10.12.2016

Art-in-Nature: Enchantment Wrap Up

The Moving Clouds (performance) by Minoosh Zomorodina

Within You and Without You (terrace site-work) by Faith Purvey

Park Pool Province (poolside fence work) by Karen Reitzel

Cloud Chamber (aviary site-work) by Ben Allanoff

Enchantment: a feeling of great pleasure, delight; the state of being under a spell or magic; a feeling of being attracted by something interesting, pretty, something that holds your attention. 

This month marks the closing of Enchantment at Peter Strauss Ranch in Agoura Hills, California. Three temporary site works were installed in May and the final performance was on Saturday September 10th. Each artist was provided an honorarium by ecoartspace to cover materials and incidentals. It was the fourth successful collaboration between ecoartspace and the National Park Service (NPS); the others, Windsock Currents at Crissy Field in the Presidio (2005), and at the Grand Canyon South Rim Artist-in-Residence Program (2009 and 2012). 

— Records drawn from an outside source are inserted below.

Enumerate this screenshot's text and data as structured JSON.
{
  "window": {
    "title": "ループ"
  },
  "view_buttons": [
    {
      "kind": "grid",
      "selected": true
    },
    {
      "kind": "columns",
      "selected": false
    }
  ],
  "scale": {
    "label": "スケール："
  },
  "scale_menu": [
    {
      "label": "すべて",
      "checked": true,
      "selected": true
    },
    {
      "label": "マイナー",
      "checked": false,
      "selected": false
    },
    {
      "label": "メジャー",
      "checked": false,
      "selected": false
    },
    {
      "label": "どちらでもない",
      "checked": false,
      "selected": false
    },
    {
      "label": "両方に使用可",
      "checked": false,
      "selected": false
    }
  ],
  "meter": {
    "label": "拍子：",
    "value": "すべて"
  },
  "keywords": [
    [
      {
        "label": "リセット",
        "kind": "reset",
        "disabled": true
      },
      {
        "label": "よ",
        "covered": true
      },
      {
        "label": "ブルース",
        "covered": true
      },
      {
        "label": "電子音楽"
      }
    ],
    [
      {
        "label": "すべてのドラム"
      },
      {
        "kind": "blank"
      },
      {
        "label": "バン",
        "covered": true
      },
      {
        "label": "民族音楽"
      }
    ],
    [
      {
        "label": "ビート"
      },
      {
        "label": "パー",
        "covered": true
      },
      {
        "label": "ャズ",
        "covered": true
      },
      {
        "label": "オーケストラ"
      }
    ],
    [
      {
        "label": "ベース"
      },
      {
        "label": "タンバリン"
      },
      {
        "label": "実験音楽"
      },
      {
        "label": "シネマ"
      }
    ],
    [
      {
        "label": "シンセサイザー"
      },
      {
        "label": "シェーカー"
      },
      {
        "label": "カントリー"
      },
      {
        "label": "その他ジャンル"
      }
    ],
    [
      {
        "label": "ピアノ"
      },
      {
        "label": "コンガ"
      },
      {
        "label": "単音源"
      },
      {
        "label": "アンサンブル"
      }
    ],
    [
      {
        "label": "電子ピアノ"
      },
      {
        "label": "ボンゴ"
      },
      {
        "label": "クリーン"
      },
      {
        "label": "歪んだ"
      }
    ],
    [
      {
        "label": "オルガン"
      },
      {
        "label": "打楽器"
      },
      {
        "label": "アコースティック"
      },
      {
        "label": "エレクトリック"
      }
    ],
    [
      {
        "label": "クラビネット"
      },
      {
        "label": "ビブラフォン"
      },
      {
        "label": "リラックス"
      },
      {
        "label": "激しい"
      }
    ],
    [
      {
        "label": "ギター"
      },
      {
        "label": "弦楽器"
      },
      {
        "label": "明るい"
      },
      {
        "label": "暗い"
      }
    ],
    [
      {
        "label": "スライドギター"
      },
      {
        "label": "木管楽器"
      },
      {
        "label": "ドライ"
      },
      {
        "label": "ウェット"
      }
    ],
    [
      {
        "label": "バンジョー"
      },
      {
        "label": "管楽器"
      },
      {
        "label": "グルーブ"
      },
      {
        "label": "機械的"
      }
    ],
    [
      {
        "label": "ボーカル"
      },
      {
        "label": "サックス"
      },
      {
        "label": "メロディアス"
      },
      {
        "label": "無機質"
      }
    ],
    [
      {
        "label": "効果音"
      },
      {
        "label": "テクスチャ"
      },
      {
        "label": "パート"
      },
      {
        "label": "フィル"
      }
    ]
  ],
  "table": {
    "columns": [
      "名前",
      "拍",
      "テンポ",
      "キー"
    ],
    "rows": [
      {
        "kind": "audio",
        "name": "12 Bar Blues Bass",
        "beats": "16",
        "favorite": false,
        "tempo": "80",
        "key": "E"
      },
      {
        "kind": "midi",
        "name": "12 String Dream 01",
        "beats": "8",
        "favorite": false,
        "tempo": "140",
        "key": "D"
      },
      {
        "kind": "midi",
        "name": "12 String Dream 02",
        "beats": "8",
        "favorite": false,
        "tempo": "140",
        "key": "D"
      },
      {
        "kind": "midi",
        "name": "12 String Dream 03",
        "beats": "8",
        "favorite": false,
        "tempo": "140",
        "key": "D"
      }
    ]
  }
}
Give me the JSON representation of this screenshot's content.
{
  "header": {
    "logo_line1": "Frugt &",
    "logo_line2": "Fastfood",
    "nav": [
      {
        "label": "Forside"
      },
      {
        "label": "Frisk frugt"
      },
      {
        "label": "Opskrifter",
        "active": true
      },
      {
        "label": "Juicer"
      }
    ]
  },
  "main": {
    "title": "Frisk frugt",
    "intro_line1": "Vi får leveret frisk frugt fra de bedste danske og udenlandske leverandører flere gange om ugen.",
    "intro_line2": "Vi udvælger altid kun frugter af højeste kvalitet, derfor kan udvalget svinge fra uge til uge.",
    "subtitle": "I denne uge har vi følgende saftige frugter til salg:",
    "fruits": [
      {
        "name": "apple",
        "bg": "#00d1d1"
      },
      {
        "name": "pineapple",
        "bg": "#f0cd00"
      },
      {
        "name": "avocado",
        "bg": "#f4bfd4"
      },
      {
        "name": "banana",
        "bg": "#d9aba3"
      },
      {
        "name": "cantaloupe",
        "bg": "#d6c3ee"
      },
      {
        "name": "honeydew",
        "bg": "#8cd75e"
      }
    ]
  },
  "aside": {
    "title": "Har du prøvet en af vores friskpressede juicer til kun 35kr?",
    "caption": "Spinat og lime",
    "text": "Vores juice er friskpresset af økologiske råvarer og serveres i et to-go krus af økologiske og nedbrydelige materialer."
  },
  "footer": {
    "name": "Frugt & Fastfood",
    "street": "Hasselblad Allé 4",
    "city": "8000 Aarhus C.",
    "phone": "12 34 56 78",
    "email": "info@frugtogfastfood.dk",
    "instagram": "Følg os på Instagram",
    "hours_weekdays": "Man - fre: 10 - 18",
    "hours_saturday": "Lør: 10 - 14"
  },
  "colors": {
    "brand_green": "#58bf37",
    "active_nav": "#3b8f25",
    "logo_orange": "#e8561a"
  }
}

Peter Strauss Ranch is home of an enchanting oak woodland that was inhabited for thousands of years by the Chumash people, and later as part of the Rancho Las Virgenes after Spanish Colonization. The modern Pool and rustic Terrace were built in the 1940s when Warren Shobert and Arthur Edeson purchased the ranch and transformed it into Lake Enchanto, an amusement park and retreat. Lake Enchanto closed in 1960. Peter Strauss purchased and restored the ranch in 1976 and lived on site until 1983. The ranch was then sold to the Santa Monica Mountains Conservancy, and the National Park Service purchased the ranch in 1987 as part of the Santa Monica Mountains National Recreation Area. It is located in the Triunfo Creek drainage.

About the works:

Cloud Chamber: Memories, Dreams and Reflections by Ben Allanoff transformed an existing aviary structure originally built by a former owner Harry Miller, a pioneering automotive engineer who used the ranch as a weekend retreat in the 1920. For this site, Allanoff cut biomorphic shapes from sheet metal and hung them from the top of the wire cage, a symbolism of the birds that once resided there. The reflective shapes were strikingly architectural, while "evocative of the spirits or energies that animate our world and our individual psyches that cannot be grasped," stated the artist.

Park Pool Province by Karen Reitzel included two fabric panels tied to the fencing around an abandoned circular cement pool constructed with hand-dyed strips of silk scarf material. One depicted two prancing poodles and poison oak leaves on aqua blue silk that later faded to white, and the other depicted a helicopter with swimming poodle-shaped clouds on fleshy pink colored silk, which could be seen from the adjacent terrace. The artist was inspired by the sites history of leisure, pleasure, and artifice, and the contemporary condition of partly re-natured, drought-stricken lands in close proximity to encroaching development.

Within You and Without You by Faith Purvey located on a terraced hill overlooking the circular pool was an ascending triangular pathway made with burlap and orange fabric trim. Participants climbing the hill entered a perceptual shift of the mind and an eventual meditative vantage space at the crest. Alluding to the rising stair paths found on Mayan Temples, the artist made use of the sites archaic architectural qualities to position her viewers to feel as though they had stepped into the distant past--whether meditating on 8,000 years of Chumash habitation, or the mysterious disappearance of the Mayan civilizations. 

The Moving Clouds performance on Saturday, September 10th, by Minoosh Zomorodinia, was sited in front of the aviary where she engaged visitors along a path while they passed through on their way to the Tiny Porches monthly concert series. Dressed in all white, including her hijab, with several layers of shiny silver Mylar sheeting overlaid, the artist performed a series of personal ritual actions including repetitions of walking, marching, and jumping to animate her concerns for the changing climate. The reflective material was used to visually connect with nature, land, and the physicality of the human body, while re-creating the sounds of the oceans.

Special thanks goes to Ranger Tori Kuykendall who invited ecoartspace to curate this summer art-in-the-park program, and to Ben Allanoff who suggested ecoartspace to Tori and laid the groundwork for Enchantment to happen. Thanks to the artists Karen Rietzel, Faith Purvey and Minoosh Zomorodinia for their thoughtful installations, and again to Ben Allanoff for his dedication to making art-in-nature and his additional installation made with Park staff along with volunteers from Santa Monica College and inmates from Malibu Conservation Camp #13. The playful sculpture made from cut fallen trees on Santa Monica Mountains Recreation Area property is titled Wood/Trees, and was designed and guided by Allanoff as a collaboration to amplify the creative energy and spirit of trees.